Context and personal needs often create internal conflict when trying to weigh the needs of the few against the good of the whole. And as a leader, sometimes you have to make a conscious choice to make others unhappy. Still, with a little finesse, you can meet objectives and still all play in a happy sandbox. You may not satisfy everyone all of the time, but then working together to resolve conflicts, rather than just being pleasant all of the time, can make a team stronger.
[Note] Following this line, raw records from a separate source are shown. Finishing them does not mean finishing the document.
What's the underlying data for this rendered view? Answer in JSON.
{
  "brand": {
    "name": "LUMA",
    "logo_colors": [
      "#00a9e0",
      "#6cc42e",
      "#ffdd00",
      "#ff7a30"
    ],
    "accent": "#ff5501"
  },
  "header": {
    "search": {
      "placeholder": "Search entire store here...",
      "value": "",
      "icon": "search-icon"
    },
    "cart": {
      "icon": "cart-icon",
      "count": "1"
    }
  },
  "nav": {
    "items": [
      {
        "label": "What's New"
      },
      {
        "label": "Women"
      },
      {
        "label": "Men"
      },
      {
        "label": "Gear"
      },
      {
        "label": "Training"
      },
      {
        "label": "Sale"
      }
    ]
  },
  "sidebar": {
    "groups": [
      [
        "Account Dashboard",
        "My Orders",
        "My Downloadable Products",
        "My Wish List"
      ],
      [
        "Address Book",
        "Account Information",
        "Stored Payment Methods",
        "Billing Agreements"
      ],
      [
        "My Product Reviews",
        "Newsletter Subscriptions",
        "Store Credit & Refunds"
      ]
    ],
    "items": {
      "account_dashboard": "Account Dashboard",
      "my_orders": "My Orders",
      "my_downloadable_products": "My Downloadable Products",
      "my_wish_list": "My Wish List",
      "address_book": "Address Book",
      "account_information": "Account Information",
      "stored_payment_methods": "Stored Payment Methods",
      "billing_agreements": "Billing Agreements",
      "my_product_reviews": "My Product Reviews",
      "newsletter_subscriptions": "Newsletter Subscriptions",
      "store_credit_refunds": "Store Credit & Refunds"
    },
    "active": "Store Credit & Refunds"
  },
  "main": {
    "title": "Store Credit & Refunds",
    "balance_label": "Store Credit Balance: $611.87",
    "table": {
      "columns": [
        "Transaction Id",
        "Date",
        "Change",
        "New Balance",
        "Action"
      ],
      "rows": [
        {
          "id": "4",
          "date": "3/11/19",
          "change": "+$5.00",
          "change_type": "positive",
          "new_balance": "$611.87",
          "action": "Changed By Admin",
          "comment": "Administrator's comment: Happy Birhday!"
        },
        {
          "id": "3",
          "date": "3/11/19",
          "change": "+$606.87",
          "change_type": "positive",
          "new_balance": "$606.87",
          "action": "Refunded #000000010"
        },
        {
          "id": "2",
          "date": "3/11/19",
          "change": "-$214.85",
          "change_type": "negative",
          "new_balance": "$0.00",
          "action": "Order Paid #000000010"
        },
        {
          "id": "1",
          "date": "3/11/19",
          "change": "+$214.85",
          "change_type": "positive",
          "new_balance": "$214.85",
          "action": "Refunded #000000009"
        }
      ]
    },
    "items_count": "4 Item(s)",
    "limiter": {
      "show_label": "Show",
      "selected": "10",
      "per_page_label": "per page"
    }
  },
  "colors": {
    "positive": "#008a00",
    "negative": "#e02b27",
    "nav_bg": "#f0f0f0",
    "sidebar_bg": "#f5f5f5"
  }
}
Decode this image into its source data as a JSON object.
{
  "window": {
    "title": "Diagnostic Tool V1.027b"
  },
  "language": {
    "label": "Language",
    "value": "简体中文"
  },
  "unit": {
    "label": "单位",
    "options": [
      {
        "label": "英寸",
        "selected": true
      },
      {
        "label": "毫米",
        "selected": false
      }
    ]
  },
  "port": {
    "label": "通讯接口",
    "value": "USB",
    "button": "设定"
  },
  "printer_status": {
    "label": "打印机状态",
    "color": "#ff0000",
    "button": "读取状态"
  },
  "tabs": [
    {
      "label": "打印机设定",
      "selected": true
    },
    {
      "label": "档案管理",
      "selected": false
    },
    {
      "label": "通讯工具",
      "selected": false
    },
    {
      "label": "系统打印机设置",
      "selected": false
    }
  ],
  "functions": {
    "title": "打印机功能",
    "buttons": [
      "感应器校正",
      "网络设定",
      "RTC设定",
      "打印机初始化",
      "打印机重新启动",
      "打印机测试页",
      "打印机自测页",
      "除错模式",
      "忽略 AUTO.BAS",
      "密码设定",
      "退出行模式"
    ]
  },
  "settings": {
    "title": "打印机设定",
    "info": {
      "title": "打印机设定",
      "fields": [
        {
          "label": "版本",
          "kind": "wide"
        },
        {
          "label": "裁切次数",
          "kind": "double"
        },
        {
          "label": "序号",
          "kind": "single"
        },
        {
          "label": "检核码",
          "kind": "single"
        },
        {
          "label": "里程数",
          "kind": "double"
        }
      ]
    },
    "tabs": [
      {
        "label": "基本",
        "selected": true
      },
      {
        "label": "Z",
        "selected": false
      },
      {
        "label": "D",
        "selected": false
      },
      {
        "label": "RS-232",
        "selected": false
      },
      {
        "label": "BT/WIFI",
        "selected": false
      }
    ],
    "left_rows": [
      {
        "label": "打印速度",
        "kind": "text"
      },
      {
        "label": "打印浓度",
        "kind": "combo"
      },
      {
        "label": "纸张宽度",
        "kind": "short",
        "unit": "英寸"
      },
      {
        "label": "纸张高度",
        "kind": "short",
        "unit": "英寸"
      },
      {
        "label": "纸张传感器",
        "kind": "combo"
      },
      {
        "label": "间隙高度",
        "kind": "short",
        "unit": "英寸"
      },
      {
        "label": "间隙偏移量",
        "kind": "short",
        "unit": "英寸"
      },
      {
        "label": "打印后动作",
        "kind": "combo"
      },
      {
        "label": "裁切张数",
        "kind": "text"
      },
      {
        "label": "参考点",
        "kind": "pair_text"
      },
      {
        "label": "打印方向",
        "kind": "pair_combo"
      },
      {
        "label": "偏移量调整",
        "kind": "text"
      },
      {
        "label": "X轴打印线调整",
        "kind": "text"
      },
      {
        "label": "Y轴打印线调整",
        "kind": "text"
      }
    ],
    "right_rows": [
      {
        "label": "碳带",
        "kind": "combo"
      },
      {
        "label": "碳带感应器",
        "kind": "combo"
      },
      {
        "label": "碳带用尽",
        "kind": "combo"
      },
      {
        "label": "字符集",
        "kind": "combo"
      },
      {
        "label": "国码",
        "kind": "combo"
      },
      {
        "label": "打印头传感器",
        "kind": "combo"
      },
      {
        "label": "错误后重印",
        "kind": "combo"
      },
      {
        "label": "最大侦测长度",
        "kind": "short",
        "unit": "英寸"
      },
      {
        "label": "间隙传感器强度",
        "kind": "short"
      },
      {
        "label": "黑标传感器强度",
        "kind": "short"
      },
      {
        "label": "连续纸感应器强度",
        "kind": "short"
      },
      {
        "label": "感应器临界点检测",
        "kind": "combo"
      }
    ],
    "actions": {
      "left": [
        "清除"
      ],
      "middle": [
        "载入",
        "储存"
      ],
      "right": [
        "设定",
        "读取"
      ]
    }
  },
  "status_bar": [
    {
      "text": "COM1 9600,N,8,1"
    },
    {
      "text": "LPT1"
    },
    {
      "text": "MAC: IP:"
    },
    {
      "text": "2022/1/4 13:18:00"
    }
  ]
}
Here are seven ways to apply what you learned in the playroom to the boardroom and beyond.
1. Be truthful.
I personally find it fascinating that as kids, people are constantly taught not to lie and yet somehow as many get older sharing truth becomes harder and more rare. Of course many people believe they are honest and don't usually lie just to get what they want, or to avoid getting in trouble. But those same people who claim to have integrity will let their colleagues and employees head off a cliff rather than say something that might offend. Of course, you don't have to say everything that comes to mind (like a kindergartener would). And you certainly shouldn't be unkind in your delivery. But direct honesty in most cases will solve problems quicker and earn you respect with others on the team. Discretion will help avoid hurt feelings or unnecessary social awkwardness.
2. Be fair.
Studies have recently shown that cheating is at an all time high among top ranked colleges. That means that you are likely surrounded by people in your office who don't believe in playing fair. While it's true that many don't get caught right away, the odds eventually catch up. And it only takes one time doing something dishonest to be branded a cheater and lose the trust of your team. Don't cheat to find a quicker path to success or a short cut past unpleasant tasks. You also want to be careful about playing favorites for the wrong reasons. This doesn't mean you can't seek efficiency or bypass bureaucracy when occasion demands. You know where the line is and why you shouldn't cross it; listen to your inner preschool teacher's voice.
3. Ask questions.
On the playground, kids don't automatically assume that someone else has all the answers. They unabashedly ask until they have clarity and understanding. There is nothing worse than heading down an unproductive path because you were too shy to ask, or worse, you simply jumped to conclusions. Encourage your own curiosity. Admit when you don't know something. Eagerly, energetically ask for clarifications and explanations, then listen to the answers.
4. Play nicely.
You can't always choose who comes to a public playground and unless it's your company, you won't always get a say in who your team members are. You don't have be friends with everybody. You don't even have to like everybody. But there is no need to foster unnecessary conflict. A variety of personalities and types can add differing perspectives to help make a team more productive. Nobody is perfect. Engage your tolerance so you can show respect, make space, and cooperate. Do it well and everyone else may show their tolerance for your annoying idiosyncrasies as well.
5. Let things go.
The only one who suffers from a grudge is the person holding it. Make a concerted effort to address conflict as it occurs. Then learn to let the small things go. This doesn't mean you have to be gullible or foolish. You don't have to play Charlie Brown to anyone else's Lucy. But don't waste your time on festering resentment or people who continually let you down. Resolve the conflict or walk away and move on so you can focus on doing your best work.
6. Try and try again.
When you are young you feel resilient and invincible. That very feeling caused me to jump from the top of a jungle gym and split open my chin. But sure enough, after I got my stitches out I was right back on the jungle gym (a little wiser this time.) Toddlers fall down constantly. Then they get back up and run. The older you get, the more you remember falling hurts and the more willing you are to stay on the ground. Resist that temptation. Be willing to try, fail, and try again. If something doesn't work out, take stock and move on.
7. Say you're sorry.
Apologizing was hard to do when you were five and your Dad was standing next to you. It is even harder to do when some adult isn't compelling you. But a sincere apology often goes a long way to making things right. If you have made a mistake, have the humility and generosity of spirit to admit it. And make an effort to do it in person rather than an email. Of course a hand written card is also nice.